Le 15 mars 2017, la société TIO PP a cédé son fonds comprenant le bail commercial à la société NATHI II.
Le 23 juillet 2019, la société NATHI II a cédé son fonds comprenant le bail commercial à la société ALICANTE.
Le 12 mai 2023, la société ALICANTE a cédé son fonds comprenant le bail commercial à la société GABRIELLE.
Le 24 octobre 2024, la SCI VEZENOBRES INVESTISSEMENTS a fait dénoncer la SARL GABRIELLE (remise à personne morale) un commandement la mettant en demeure de payer la somme principale de 3 687,55 euros, à titre d’arriéré de loyers et de charges arrêté au 22 octobre 2024 la clause résolutoire du contrat de location et les dispositions des articles L 145-41 et L.145-17 du Code de commerce s’y trouvant expressément rappelées.
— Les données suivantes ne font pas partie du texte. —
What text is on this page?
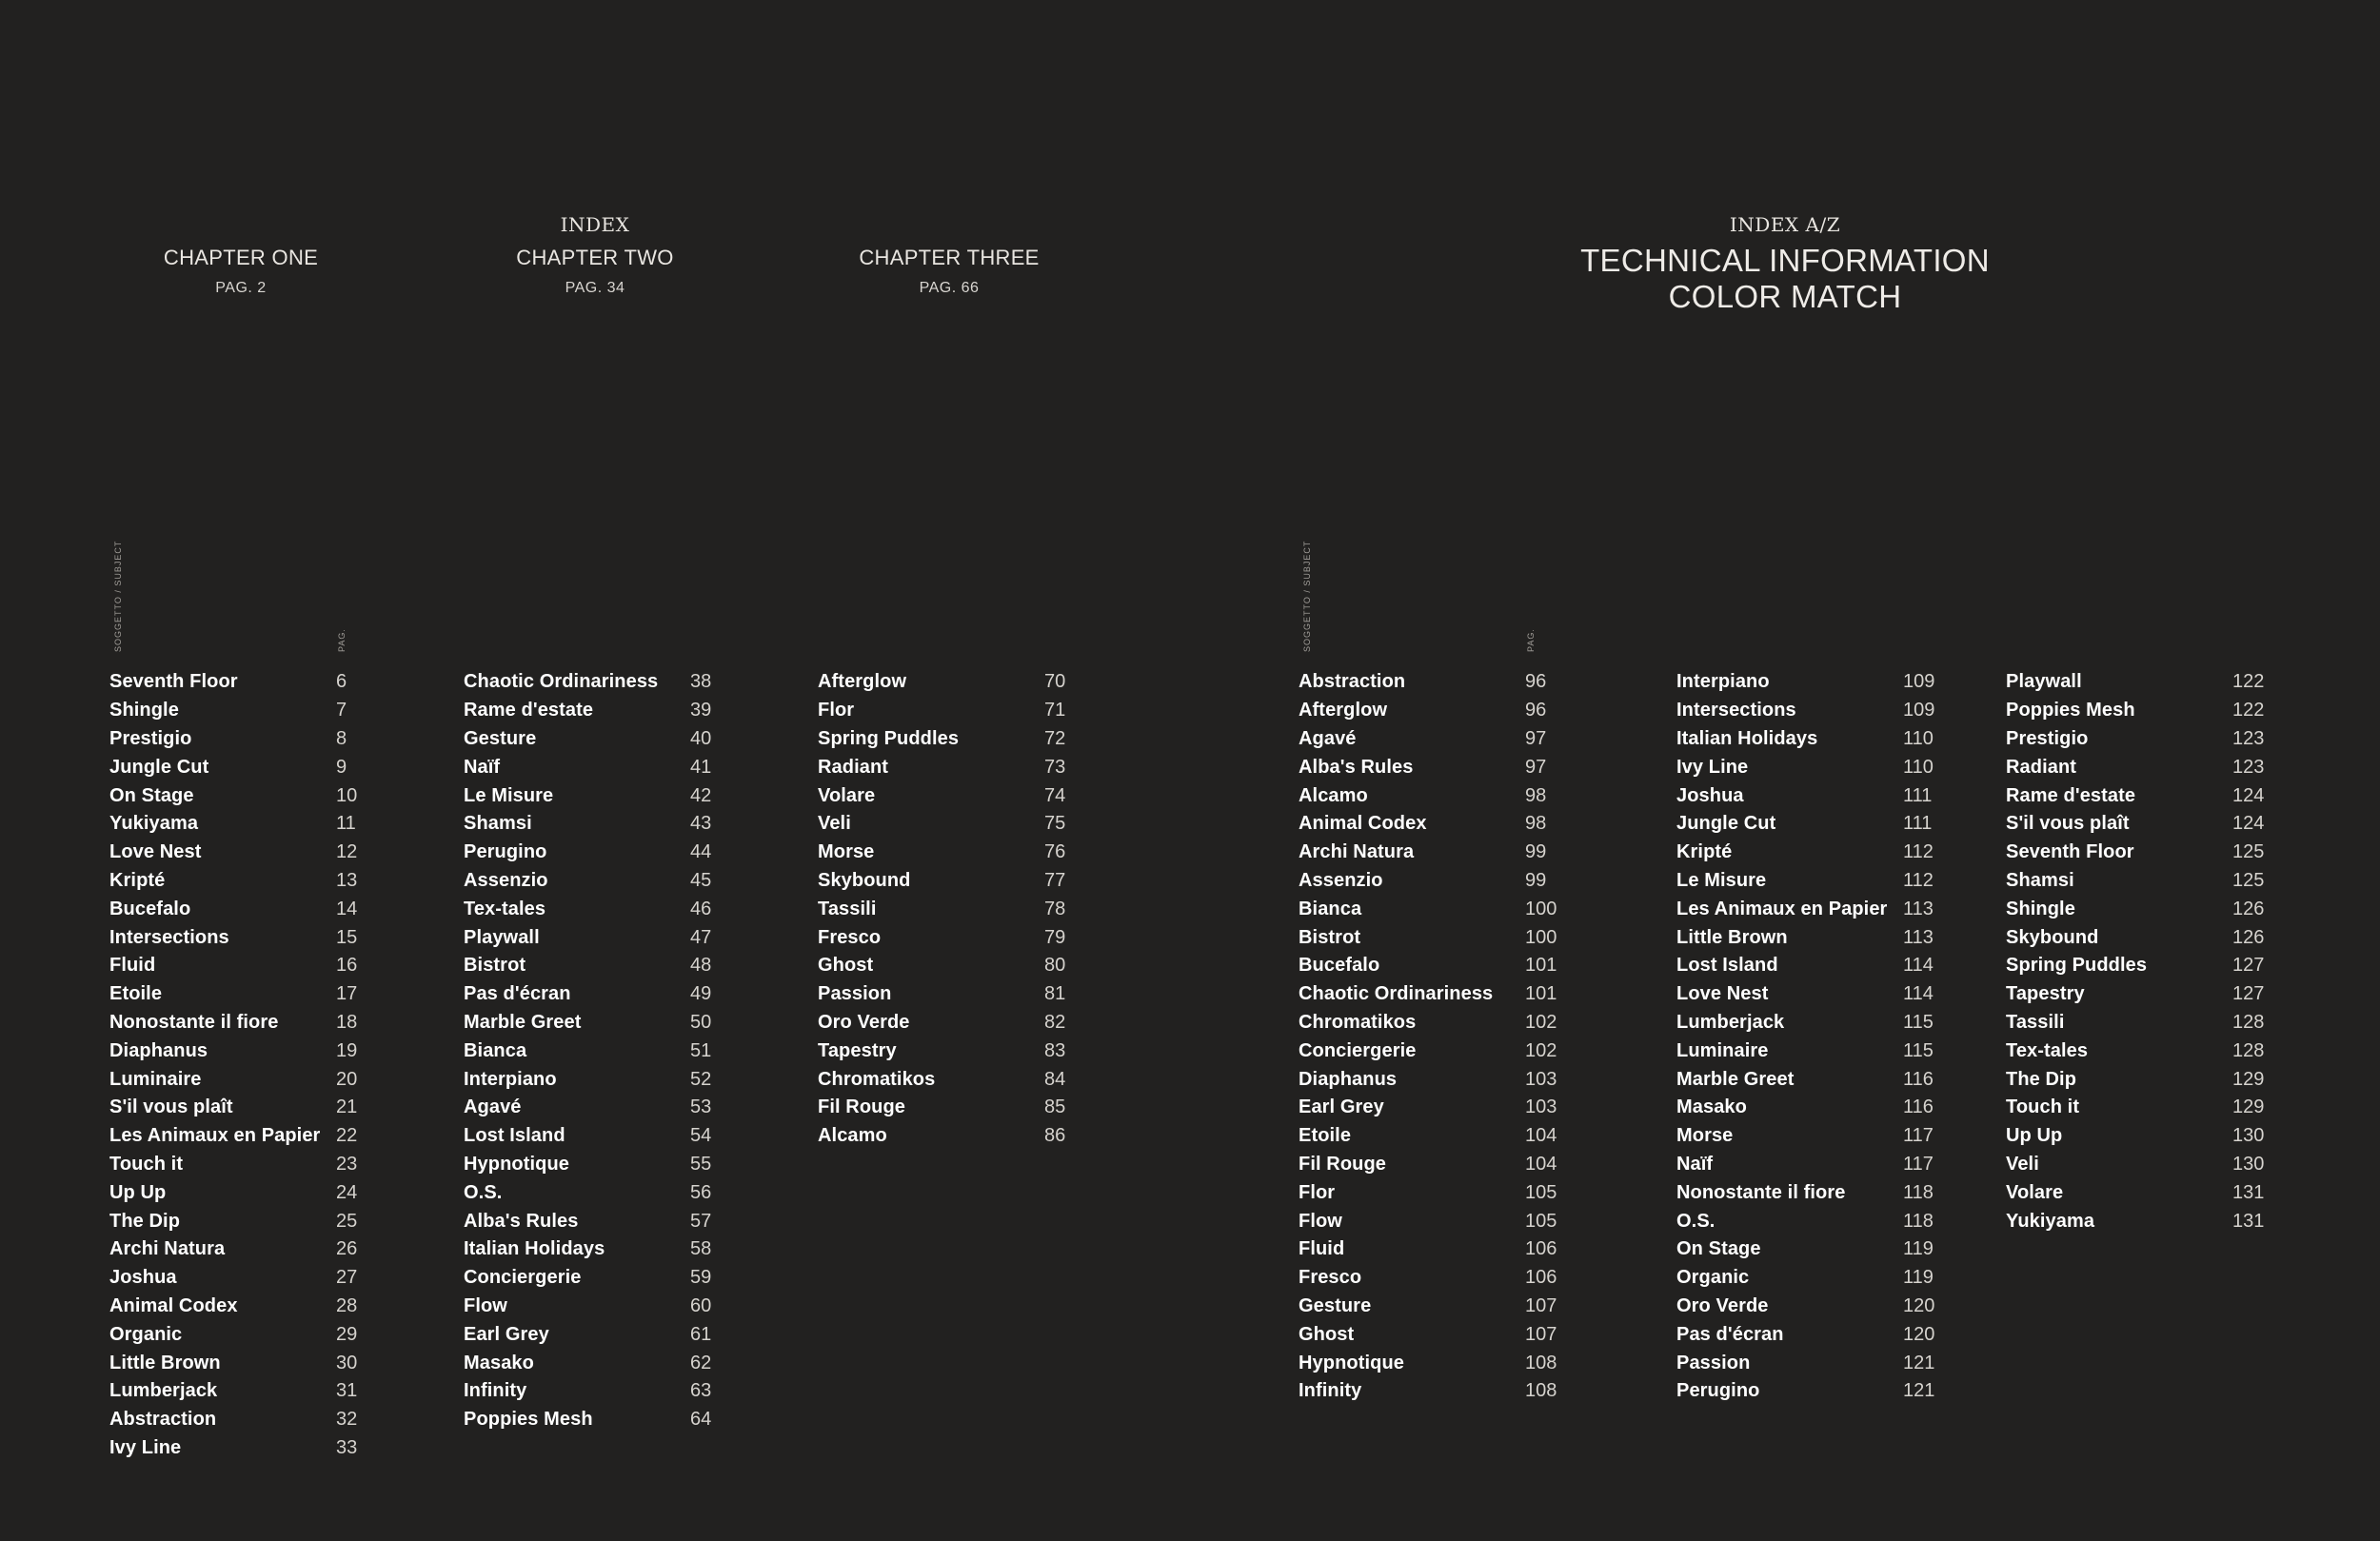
INDEX
CHAPTER ONE
PAG. 2
CHAPTER TWO
PAG. 34
CHAPTER THREE
PAG. 66
INDEX A/Z
TECHNICAL INFORMATION
COLOR MATCH
SOGGETTO / SUBJECT	PAG.	SOGGETTO / SUBJECT	PAG.
Seventh Floor	6
Shingle	7
Prestigio	8
Jungle Cut	9
On Stage	10
Yukiyama	11
Love Nest	12
Kripté	13
Bucefalo	14
Intersections	15
Fluid	16
Etoile	17
Nonostante il fiore	18
Diaphanus	19
Luminaire	20
S'il vous plaît	21
Les Animaux en Papier 22
Touch it	23
Up Up	24
The Dip	25
Archi Natura	26
Joshua	27
Animal Codex	28
Organic	29
Little Brown	30
Lumberjack	31
Abstraction	32
Ivy Line	33
Chaotic Ordinariness 38
Rame d'estate	39
Gesture	40
Naïf	41
Le Misure	42
Shamsi	43
Perugino	44
Assenzio	45
Tex-tales	46
Playwall	47
Bistrot	48
Pas d'écran	49
Marble Greet	50
Bianca	51
Interpiano	52
Agavé	53
Lost Island	54
Hypnotique	55
O.S.	56
Alba's Rules	57
Italian Holidays	58
Conciergerie	59
Flow	60
Earl Grey	61
Masako	62
Infinity	63
Poppies Mesh	64
Afterglow	70
Flor	71
Spring Puddles	72
Radiant	73
Volare	74
Veli	75
Morse	76
Skybound	77
Tassili	78
Fresco	79
Ghost	80
Passion	81
Oro Verde	82
Tapestry	83
Chromatikos	84
Fil Rouge	85
Alcamo	86
Abstraction	96
Afterglow	96
Agavé	97
Alba's Rules	97
Alcamo	98
Animal Codex	98
Archi Natura	99
Assenzio	99
Bianca	100
Bistrot	100
Bucefalo	101
Chaotic Ordinariness 101
Chromatikos	102
Conciergerie	102
Diaphanus	103
Earl Grey	103
Etoile	104
Fil Rouge	104
Flor	105
Flow	105
Fluid	106
Fresco	106
Gesture	107
Ghost	107
Hypnotique	108
Infinity	108
Interpiano	109
Intersections	109
Italian Holidays	110
Ivy Line	110
Joshua	111
Jungle Cut	111
Kripté	112
Le Misure	112
Les Animaux en Papier 113
Little Brown	113
Lost Island	114
Love Nest	114
Lumberjack	115
Luminaire	115
Marble Greet	116
Masako	116
Morse	117
Naïf	117
Nonostante il fiore	118
O.S.	118
On Stage	119
Organic	119
Oro Verde	120
Pas d'écran	120
Passion	121
Perugino	121
Playwall	122
Poppies Mesh	122
Prestigio	123
Radiant	123
Rame d'estate	124
S'il vous plaît	124
Seventh Floor	125
Shamsi	125
Shingle	126
Skybound	126
Spring Puddles	127
Tapestry	127
Tassili	128
Tex-tales	128
The Dip	129
Touch it	129
Up Up	130
Veli	130
Volare	131
Yukiyama	131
Cette injonction n’ayant pas été suivie d’effet, la SCI VEZENOBRES INVESTISSEMENTS a, suivant acte de commissaire de justice du 26 décembre 2024, dénoncé par actes de commissaire de justice en date du 27 décembre 2024 à la société CIC LYONNAISE DE BANQUE et au Tribunal de commerce de Nîmes, fait assigner la SARL GABRIELLE devant Madame la Présidente du Tribunal Judiciaire de NÎMES, statuant en matière de référé, aux fins de voir, au visa de l’article L.145-41 du Code de commerce et de l’article 834 du code de procédure civile :
CONSTATER la résiliation du bail survenue le 24 novembre 2024, du fait de l’acquisition de la clause résolutoire insérée dans le bail conclu le 13 juin 2013,ORDONNER la libération des lieux par la SARL GABRIELLE et la remise des clés après établissement d’un état des lieux de sortie, ORDONNER l’expulsion de la SARL GABRIELLE et de tout occupant introduit de son chef, avec, au besoin, l’assistance de la force publique, ORDONNER l’enlèvement et le dépôt des meubles et objets mobiliers garnissant les lieux loués en un lieu approprié, aux frais, risques et périls de la SARL GABRIELLE,CONDAMNER à titre provisionnel la SARL GABRIELLE à payer à la SCI VEZENOBRES INVESTISSEMENT la somme de 6 094,99 € au titre des loyers, provision pour charges et taxe de droit au bail dus jusqu’à la résiliation du bail,CONDAMNER à titre provisionnel la SARL GABRIELLE à payer à la SCI VEZENOBRES INVESTISSEMENT une indemnité d’occupation équivalente au montant du loyer, du jour de la résiliation à celui de la libération des locaux et de la restitution des clés, et dire que cette indemnité d’occupation sera indexée selon les dispositions du contrat du bail, CONDAMNER à titre provisionnel la SARL GABRIELLE à payer à la SCI VEZENOBRES INVESTISSEMENT les charges du jour de la résiliation à celui de la libération des locaux et de la restitution des clés, CONDAMNER la SARL GABRIELLE aux dépens qui comprendront notamment le coût du commandement de payer délivré le 24 octobre 2024,CONDAMNER la SARL GABRIELLE au paiement de 1 200 € sur le fondement de l’article 700 du Code de procédure civile.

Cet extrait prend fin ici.